Además de aumentar el número de lectores, se producían muchas ventas anexas de medallas milagrosas y reliquias que curaban. Los fabricantes de éstas pagaban una prima para que los avisos de esos artículos se colocaran cerca del artículo dedicado al cáncer.
Muchos lectores escribían al periódico en busca de mayor información.

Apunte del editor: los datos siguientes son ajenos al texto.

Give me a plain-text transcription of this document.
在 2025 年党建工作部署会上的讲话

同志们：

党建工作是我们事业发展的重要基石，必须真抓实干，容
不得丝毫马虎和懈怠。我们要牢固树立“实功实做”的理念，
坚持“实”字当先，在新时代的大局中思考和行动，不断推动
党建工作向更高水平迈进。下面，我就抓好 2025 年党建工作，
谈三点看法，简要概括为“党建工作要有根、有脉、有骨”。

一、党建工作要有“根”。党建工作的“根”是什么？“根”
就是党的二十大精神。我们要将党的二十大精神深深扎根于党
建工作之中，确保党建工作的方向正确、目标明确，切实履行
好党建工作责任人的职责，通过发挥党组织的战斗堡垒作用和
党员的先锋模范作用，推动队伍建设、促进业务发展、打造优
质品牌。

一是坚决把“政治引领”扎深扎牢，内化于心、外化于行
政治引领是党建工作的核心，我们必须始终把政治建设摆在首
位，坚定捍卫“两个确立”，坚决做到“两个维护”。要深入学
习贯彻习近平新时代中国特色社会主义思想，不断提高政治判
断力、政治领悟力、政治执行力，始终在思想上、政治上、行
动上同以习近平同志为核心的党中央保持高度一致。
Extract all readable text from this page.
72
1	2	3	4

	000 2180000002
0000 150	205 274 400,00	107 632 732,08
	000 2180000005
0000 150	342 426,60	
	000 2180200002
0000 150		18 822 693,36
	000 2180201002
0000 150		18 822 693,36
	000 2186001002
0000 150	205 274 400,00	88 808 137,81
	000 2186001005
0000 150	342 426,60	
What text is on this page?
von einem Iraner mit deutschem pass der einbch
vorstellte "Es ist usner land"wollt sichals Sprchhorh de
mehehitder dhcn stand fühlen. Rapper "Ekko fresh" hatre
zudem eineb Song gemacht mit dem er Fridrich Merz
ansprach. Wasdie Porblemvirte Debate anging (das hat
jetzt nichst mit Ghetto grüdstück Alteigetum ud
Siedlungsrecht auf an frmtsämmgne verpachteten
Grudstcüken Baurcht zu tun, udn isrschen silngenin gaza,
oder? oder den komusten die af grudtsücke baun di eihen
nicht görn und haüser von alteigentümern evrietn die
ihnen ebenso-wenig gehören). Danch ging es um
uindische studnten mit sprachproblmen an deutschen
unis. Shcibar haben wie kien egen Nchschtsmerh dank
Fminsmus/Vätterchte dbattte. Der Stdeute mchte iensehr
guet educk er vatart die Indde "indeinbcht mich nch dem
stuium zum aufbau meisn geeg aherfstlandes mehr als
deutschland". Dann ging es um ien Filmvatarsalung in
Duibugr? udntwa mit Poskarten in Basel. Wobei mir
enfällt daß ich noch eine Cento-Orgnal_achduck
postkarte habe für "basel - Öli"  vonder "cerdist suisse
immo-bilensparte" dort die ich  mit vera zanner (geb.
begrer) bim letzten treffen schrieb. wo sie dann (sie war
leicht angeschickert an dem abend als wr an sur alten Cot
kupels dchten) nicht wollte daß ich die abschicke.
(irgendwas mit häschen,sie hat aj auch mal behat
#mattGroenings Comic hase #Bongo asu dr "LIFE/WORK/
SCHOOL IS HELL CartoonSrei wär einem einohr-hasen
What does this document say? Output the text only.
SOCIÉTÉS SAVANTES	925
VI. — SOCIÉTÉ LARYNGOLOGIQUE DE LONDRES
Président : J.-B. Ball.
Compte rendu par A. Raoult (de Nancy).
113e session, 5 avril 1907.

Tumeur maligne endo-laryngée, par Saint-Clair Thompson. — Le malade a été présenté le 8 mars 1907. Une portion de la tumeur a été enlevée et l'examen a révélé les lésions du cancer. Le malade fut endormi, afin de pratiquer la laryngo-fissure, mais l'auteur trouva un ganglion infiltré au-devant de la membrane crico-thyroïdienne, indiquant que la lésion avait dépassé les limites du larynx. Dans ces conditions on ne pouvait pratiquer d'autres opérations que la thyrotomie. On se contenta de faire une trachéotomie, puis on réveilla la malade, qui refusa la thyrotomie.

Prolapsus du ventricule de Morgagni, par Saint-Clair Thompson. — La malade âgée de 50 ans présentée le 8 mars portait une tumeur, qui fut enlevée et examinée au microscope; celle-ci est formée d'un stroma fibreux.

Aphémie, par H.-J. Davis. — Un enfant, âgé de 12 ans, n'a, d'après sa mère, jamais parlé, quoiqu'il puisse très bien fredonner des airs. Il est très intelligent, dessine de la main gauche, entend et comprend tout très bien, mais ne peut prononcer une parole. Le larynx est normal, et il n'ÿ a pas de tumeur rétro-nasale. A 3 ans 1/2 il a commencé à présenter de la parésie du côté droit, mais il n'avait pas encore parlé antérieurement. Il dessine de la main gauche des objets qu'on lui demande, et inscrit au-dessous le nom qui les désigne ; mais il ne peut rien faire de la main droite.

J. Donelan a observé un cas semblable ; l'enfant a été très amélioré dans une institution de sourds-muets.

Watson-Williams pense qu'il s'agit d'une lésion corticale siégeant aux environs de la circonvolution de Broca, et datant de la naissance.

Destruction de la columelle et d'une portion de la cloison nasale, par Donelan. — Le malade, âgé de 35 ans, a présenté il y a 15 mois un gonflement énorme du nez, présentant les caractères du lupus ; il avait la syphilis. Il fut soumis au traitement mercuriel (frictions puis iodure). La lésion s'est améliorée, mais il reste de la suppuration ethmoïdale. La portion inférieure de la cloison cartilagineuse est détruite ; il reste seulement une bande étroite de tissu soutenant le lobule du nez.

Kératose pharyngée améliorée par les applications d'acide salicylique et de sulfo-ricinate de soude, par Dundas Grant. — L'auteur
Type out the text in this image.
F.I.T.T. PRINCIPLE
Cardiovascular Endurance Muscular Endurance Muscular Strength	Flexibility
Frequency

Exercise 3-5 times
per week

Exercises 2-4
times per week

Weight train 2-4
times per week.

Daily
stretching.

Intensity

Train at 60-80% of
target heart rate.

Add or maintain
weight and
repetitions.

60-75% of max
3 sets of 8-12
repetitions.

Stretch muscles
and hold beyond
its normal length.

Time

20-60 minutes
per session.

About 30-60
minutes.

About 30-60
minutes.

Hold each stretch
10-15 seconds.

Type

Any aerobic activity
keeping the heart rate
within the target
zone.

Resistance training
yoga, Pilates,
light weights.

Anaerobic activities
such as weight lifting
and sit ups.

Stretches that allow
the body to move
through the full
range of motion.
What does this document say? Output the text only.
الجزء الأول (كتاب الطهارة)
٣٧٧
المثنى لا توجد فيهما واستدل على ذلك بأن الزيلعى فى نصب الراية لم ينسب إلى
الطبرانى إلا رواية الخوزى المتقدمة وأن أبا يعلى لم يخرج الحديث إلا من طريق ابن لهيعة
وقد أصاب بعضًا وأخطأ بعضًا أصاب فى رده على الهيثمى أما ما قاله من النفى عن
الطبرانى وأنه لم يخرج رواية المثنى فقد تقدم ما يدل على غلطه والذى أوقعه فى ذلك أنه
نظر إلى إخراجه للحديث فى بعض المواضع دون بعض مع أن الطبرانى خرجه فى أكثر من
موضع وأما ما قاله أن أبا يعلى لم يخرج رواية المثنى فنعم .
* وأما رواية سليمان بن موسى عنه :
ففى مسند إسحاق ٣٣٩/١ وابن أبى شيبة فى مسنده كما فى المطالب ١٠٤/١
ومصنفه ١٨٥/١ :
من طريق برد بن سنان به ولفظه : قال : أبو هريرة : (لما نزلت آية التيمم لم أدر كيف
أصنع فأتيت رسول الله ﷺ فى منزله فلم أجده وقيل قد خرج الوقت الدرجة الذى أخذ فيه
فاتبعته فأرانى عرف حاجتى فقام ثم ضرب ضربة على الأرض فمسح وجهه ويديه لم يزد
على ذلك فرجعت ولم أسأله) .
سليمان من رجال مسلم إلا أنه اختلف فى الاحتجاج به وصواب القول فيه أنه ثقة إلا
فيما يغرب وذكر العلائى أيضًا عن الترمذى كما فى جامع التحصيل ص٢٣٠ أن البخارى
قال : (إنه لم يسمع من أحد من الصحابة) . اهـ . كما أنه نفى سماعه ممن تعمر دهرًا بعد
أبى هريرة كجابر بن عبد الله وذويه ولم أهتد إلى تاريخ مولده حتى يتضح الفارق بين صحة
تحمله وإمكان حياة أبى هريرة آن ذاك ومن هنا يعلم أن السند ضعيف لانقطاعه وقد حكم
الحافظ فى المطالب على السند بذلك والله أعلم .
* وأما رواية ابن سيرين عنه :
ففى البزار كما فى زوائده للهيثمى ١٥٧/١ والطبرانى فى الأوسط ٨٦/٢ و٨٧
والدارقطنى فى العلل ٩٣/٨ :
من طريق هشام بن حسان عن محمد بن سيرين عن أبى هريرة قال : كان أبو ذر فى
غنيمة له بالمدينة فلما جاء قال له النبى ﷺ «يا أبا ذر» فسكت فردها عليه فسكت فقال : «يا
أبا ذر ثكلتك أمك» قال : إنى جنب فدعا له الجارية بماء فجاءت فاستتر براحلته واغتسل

Una entrada extra se obtenía vendiendo sus nombres a un «predicador» radial, un sociópata chillón que les escribía en busca de dinero, utilizando sobres impresos con las palabras «alguien que usted ama morirá a no ser que…».
Freddy Lounds era un gran valor para el Tattler, y el Tattler le vino a él de perlas. Ahora, al cabo de once años de trabajo, ganaba setenta y dos mil dólares por año. Cubría las noticias que más le gustaban, y gastaba el dinero tratando de pasarlo bien. Vivía en la mejor forma en que sabía hacerlo.
A juzgar por el giro de los acontecimientos, pensaba que podía subir su prima con el suplemento extra, y además interesar a la industria cinematográfica.
Había oído decir que Hollywood era un lugar ideal para personajes desagradables con dinero.
Freddy se sentía bien. Bajó por la rampa al garaje ubicado en el subsuelo del edificio en que vivía y con un chirrido de frenos detuvo su automóvil en el lugar que tenía asignado. Su nombre estaba escrito con letras de treinta centímetros de altura. Señor Frederick Lounds.
Wendy ya había llegado; su Datsun estaba estacionado allí. Bien. Deseaba poder llevarla a Washington con él. Así esos vigilantes se quedarían boquiabiertos. Subió silbando en el ascensor que lo condujo a su piso.
Wendy estaba preparándole la valija. Había vivido haciendo y deshaciendo valijas y era muy eficiente.
Vestida con jeans y una camisa a cuadros, el pelo sujeto en una cola de caballo, podía haber pasado por una chica de una granja si no fuera por su palidez y sus formas. La figura de Wendy era casi una caricatura de la pubertad.
Miró a Lounds con ojos que no habían registrado sorpresa en muchos años. Advirtió que temblaba.
—Estás trabajando demasiado, Roscoe —le gustaba llamarlo Roscoe y por alguna razón a él parecía agradarle—. ¿Qué avión tomas, el de las seis de la tarde? —le alcanzó un trago y retiró de la cama su vestido con lentejuelas y la caja de la peluca para que pudiera recostarse—. Puedo llevarte al aeropuerto. No tengo que ir al club hasta las seis.
«Wendy City» se llamaba su propio bar topless y ya no necesitaba bailar más, Lounds se había hecho cargo de todo.
—Parecías Morocco Mole cuando me llamaste —dijo ella.
—¿Quién?
—Ya sabes, el que sale en televisión los sábados por la mañana, es un personaje realmente misterioso y ayuda a la Ardilla Secreta. Lo vimos cuando estabas enfermo con gripe. Parece que conseguiste algo verdaderamente bueno ¿verdad? Estás muy contento contigo mismo.
—Así es. Me tiré un lance hoy y resultó. Sabes querida, tengo perspectivas de dar con un buen filón.
—Tienes tiempo de dormir una siesta antes de partir. Te estás matando.
Lounds encendió un cigarrillo. Ya había dejado otro quemándose en el cenicero.
—¿Sabes una cosa? —insistió ella—. Apuesto a que si terminas esa copa y me cuentas todo vas a poder dormir.
La cara de Lounds, como un puño apretado contra su cuello, se aflojó por fin; recuperó movimiento tan súbitamente como un puño al volver a ser una mano. Dejó de temblar. Le contó todo a Wendy, susurrando sobre la prominente curva de sus pechos exageradamente aumentados, mientras ella le dibujaba ochos con un dedo sobre la nuca.
—Qué vivo estuviste, Roscoe —dijo ella—. Duérmete ahora. Te despertaré a tiempo para tu avión. Todo va a andar bien. Y luego nos divertiremos de lo lindo.
Enumeraron los lugares a los que irían. Y él se durmió.